White House will publicly release visitor logs

President Barack Obama said Friday that his administration will start releasing the names of people who visit the White House, reversing a long-standing policy transcending both Democratic and Republican presidents.

The move, which could shed light on who influences White House decision-making, comes following a White House review of its disclosure policy and legal pressure from the watchdog group Citizens for Responsibility and Ethics in Washington.

Until now, the Obama had sided with the Bush administration's stand of refusing to release records, in contrast with Mr. Obama's pledge of transparency.

But Mr. Obama said Friday: “We will achieve our goal of making this administration the most open and transparent administration in history, not only by opening the doors of the White House to more Americans, but by shining a light on the business conducted inside.”

“Americans have a right to know whose voices are being heard in the policymaking process,” the president said.

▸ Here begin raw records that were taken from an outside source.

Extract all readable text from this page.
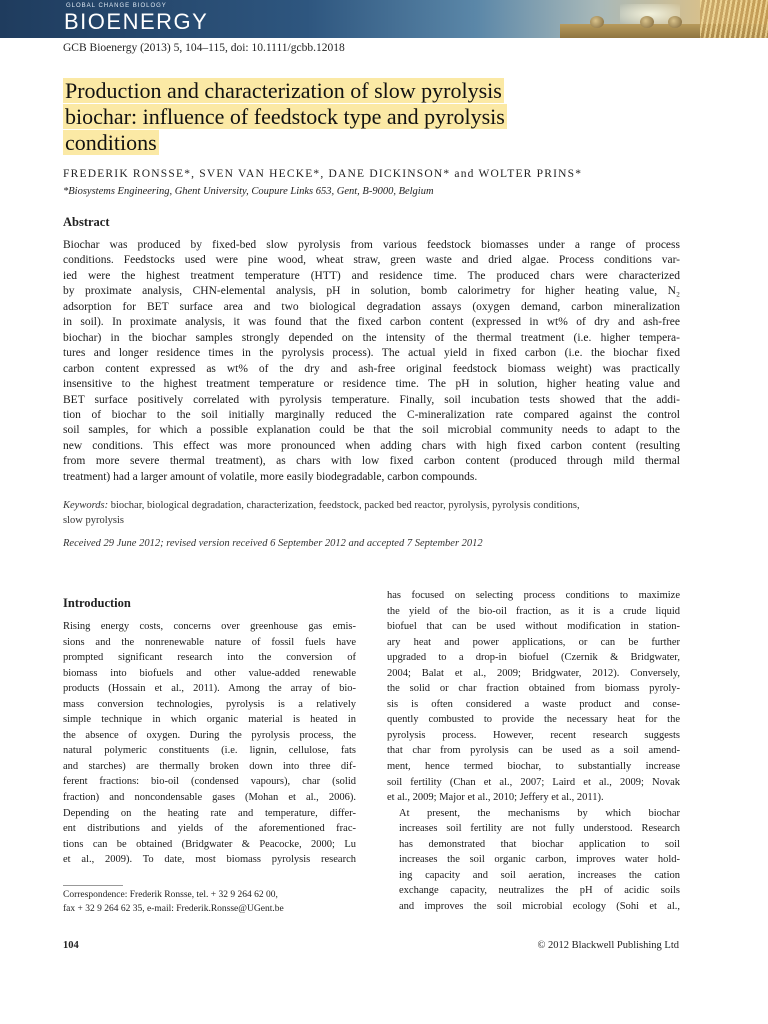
GLOBAL CHANGE BIOLOGY
BIOENERGY
GCB Bioenergy (2013) 5, 104–115, doi: 10.1111/gcbb.12018
Production and characterization of slow pyrolysis
biochar: influence of feedstock type and pyrolysis
conditions
FREDERIK RONSSE*, SVEN VAN HECKE*, DANE DICKINSON* and WOLTER PRINS*
*Biosystems Engineering, Ghent University, Coupure Links 653, Gent, B-9000, Belgium
Abstract

Biochar was produced by fixed-bed slow pyrolysis from various feedstock biomasses under a range of process
conditions. Feedstocks used were pine wood, wheat straw, green waste and dried algae. Process conditions var-
ied were the highest treatment temperature (HTT) and residence time. The produced chars were characterized
by proximate analysis, CHN-elemental analysis, pH in solution, bomb calorimetry for higher heating value, N₂
adsorption for BET surface area and two biological degradation assays (oxygen demand, carbon mineralization
in soil). In proximate analysis, it was found that the fixed carbon content (expressed in wt% of dry and ash-free
biochar) in the biochar samples strongly depended on the intensity of the thermal treatment (i.e. higher tempera-
tures and longer residence times in the pyrolysis process). The actual yield in fixed carbon (i.e. the biochar fixed
carbon content expressed as wt% of the dry and ash-free original feedstock biomass weight) was practically
insensitive to the highest treatment temperature or residence time. The pH in solution, higher heating value and
BET surface positively correlated with pyrolysis temperature. Finally, soil incubation tests showed that the addi-
tion of biochar to the soil initially marginally reduced the C-mineralization rate compared against the control
soil samples, for which a possible explanation could be that the soil microbial community needs to adapt to the
new conditions. This effect was more pronounced when adding chars with high fixed carbon content (resulting
from more severe thermal treatment), as chars with low fixed carbon content (produced through mild thermal
treatment) had a larger amount of volatile, more easily biodegradable, carbon compounds.

Keywords: biochar, biological degradation, characterization, feedstock, packed bed reactor, pyrolysis, pyrolysis conditions,
slow pyrolysis

Received 29 June 2012; revised version received 6 September 2012 and accepted 7 September 2012
Introduction

Rising energy costs, concerns over greenhouse gas emis-
sions and the nonrenewable nature of fossil fuels have
prompted significant research into the conversion of
biomass into biofuels and other value-added renewable
products (Hossain et al., 2011). Among the array of bio-
mass conversion technologies, pyrolysis is a relatively
simple technique in which organic material is heated in
the absence of oxygen. During the pyrolysis process, the
natural polymeric constituents (i.e. lignin, cellulose, fats
and starches) are thermally broken down into three dif-
ferent fractions: bio-oil (condensed vapours), char (solid
fraction) and noncondensable gases (Mohan et al., 2006).
Depending on the heating rate and temperature, differ-
ent distributions and yields of the aforementioned frac-
tions can be obtained (Bridgwater & Peacocke, 2000; Lu
et al., 2009). To date, most biomass pyrolysis research

has focused on selecting process conditions to maximize
the yield of the bio-oil fraction, as it is a crude liquid
biofuel that can be used without modification in station-
ary heat and power applications, or can be further
upgraded to a drop-in biofuel (Czernik & Bridgwater,
2004; Balat et al., 2009; Bridgwater, 2012). Conversely,
the solid or char fraction obtained from biomass pyroly-
sis is often considered a waste product and conse-
quently combusted to provide the necessary heat for the
pyrolysis process. However, recent research suggests
that char from pyrolysis can be used as a soil amend-
ment, hence termed biochar, to substantially increase
soil fertility (Chan et al., 2007; Laird et al., 2009; Novak
et al., 2009; Major et al., 2010; Jeffery et al., 2011).

At present, the mechanisms by which biochar
increases soil fertility are not fully understood. Research
has demonstrated that biochar application to soil
increases the soil organic carbon, improves water hold-
ing capacity and soil aeration, increases the cation
exchange capacity, neutralizes the pH of acidic soils
and improves the soil microbial ecology (Sohi et al.,

Correspondence: Frederik Ronsse, tel. + 32 9 264 62 00,
fax + 32 9 264 62 35, e-mail: Frederik.Ronsse@UGent.be
104	© 2012 Blackwell Publishing Ltd
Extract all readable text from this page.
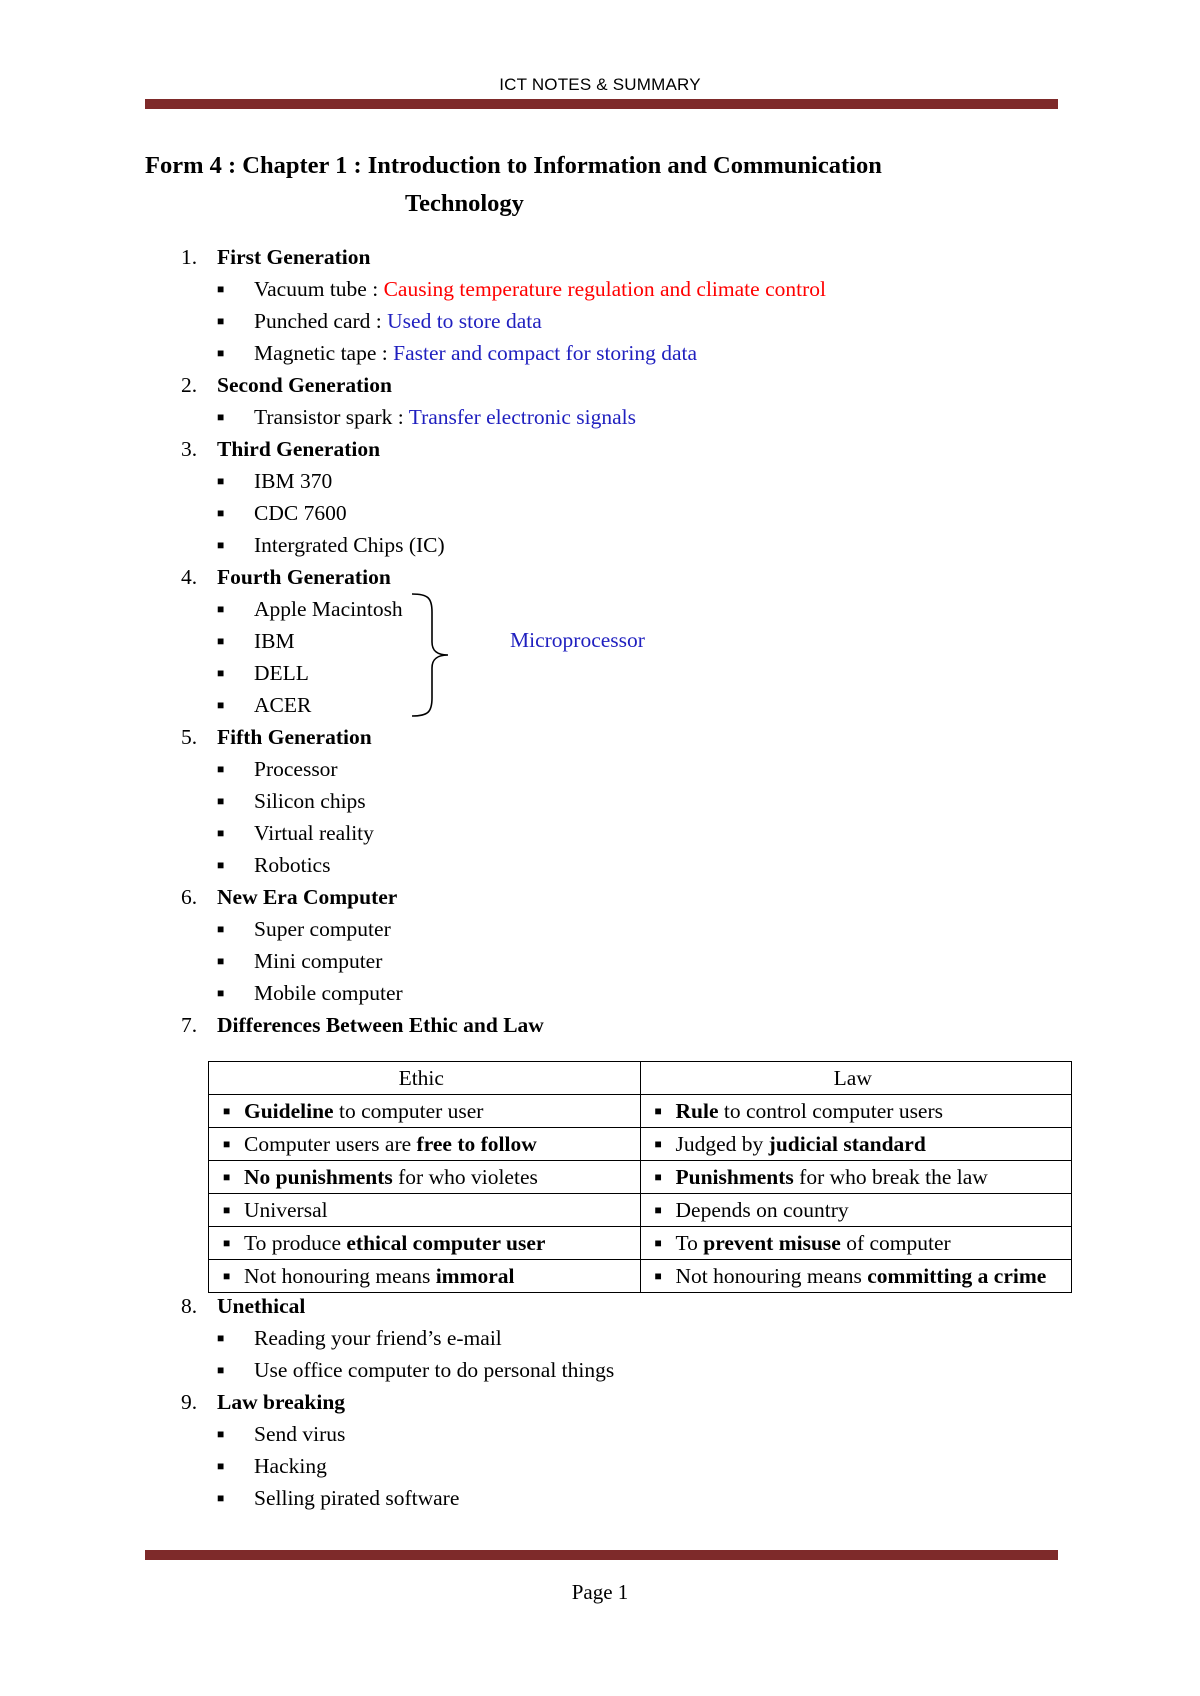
ICT NOTES & SUMMARY
Form 4 : Chapter 1 : Introduction to Information and Communication
Technology
1. First Generation
■ Vacuum tube : Causing temperature regulation and climate control
■ Punched card : Used to store data
■ Magnetic tape : Faster and compact for storing data
2. Second Generation
■ Transistor spark : Transfer electronic signals
3. Third Generation
■ IBM 370
■ CDC 7600
■ Intergrated Chips (IC)
4. Fourth Generation
■ Apple Macintosh
■ IBM
■ DELL
■ ACER
5. Fifth Generation
■ Processor
■ Silicon chips
■ Virtual reality
■ Robotics
6. New Era Computer
■ Super computer
■ Mini computer
■ Mobile computer
7. Differences Between Ethic and Law
8. Unethical
■ Reading your friend’s e-mail
■ Use office computer to do personal things
9. Law breaking
■ Send virus
■ Hacking
■ Selling pirated software
Microprocessor
Ethic	Law
■ Guideline to computer user	■ Rule to control computer users
■ Computer users are free to follow	■ Judged by judicial standard
■ No punishments for who violetes	■ Punishments for who break the law
■ Universal	■ Depends on country
■ To produce ethical computer user	■ To prevent misuse of computer
■ Not honouring means immoral	■ Not honouring means committing a crime
Page 1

No records will be released right away.

Going forward, the policy covers visits starting Sept. 15, and each bunch of records will cover visits from the previous 90 to 120 days.

That means first wave of records should be posted to the White House Web site around Dec. 31.

The White House said that each monthly release will include “tens of thousands of electronic records.”

Mr. Obama said the policy will apply to virtually every visitor who comes to the White House for “an appointment, a tour, or to conduct business.”

Some names will be kept private, though. Those include people who are attending meetings of particularly sensitivity, such as possible Supreme Court nominees, and those who identity cannot be disclosed because of what the White House called national security imperatives.

The White House will not release records related to “purely personal guests” of the president's family and the vice president's family.

The records of visitors from the Jan. 20 start of Mr. Obama's presidency through Sept. 15 will not be covered by the policy. Instead, the White House's counsel office will respond to individual requests for records during that time, but only if those requests are deemed to be reasonable, narrow and specific.

Citizens for Responsibility and Ethics in Washington, which has long sought public access to White House visitor logs, has dropped all pending litigation.

“The Obama administration has proven its pledge to usher in a new era of government transparency was more than just a campaign promise,” said the group's executive director, Melanie Sloan. “The Bush administration fought tooth and nail to keep secret the identities of those who visited the White House. In contrast, the Obama administration – by putting visitor records on the White House web site – will have the most open White House in history.”

Donna Leinwand, president of the National Press Club, applauded the move, saying that “although the president has limited the disclosures, it is a step toward more transparency in government and a reversal of this administration's previous policy. We hope in time that the administration will allow more timely and broader access.”

“We hope the president will continue to choose greater transparency and access without news organizations and public interest groups having to go to court to force such access,” Ms. Leinwand said.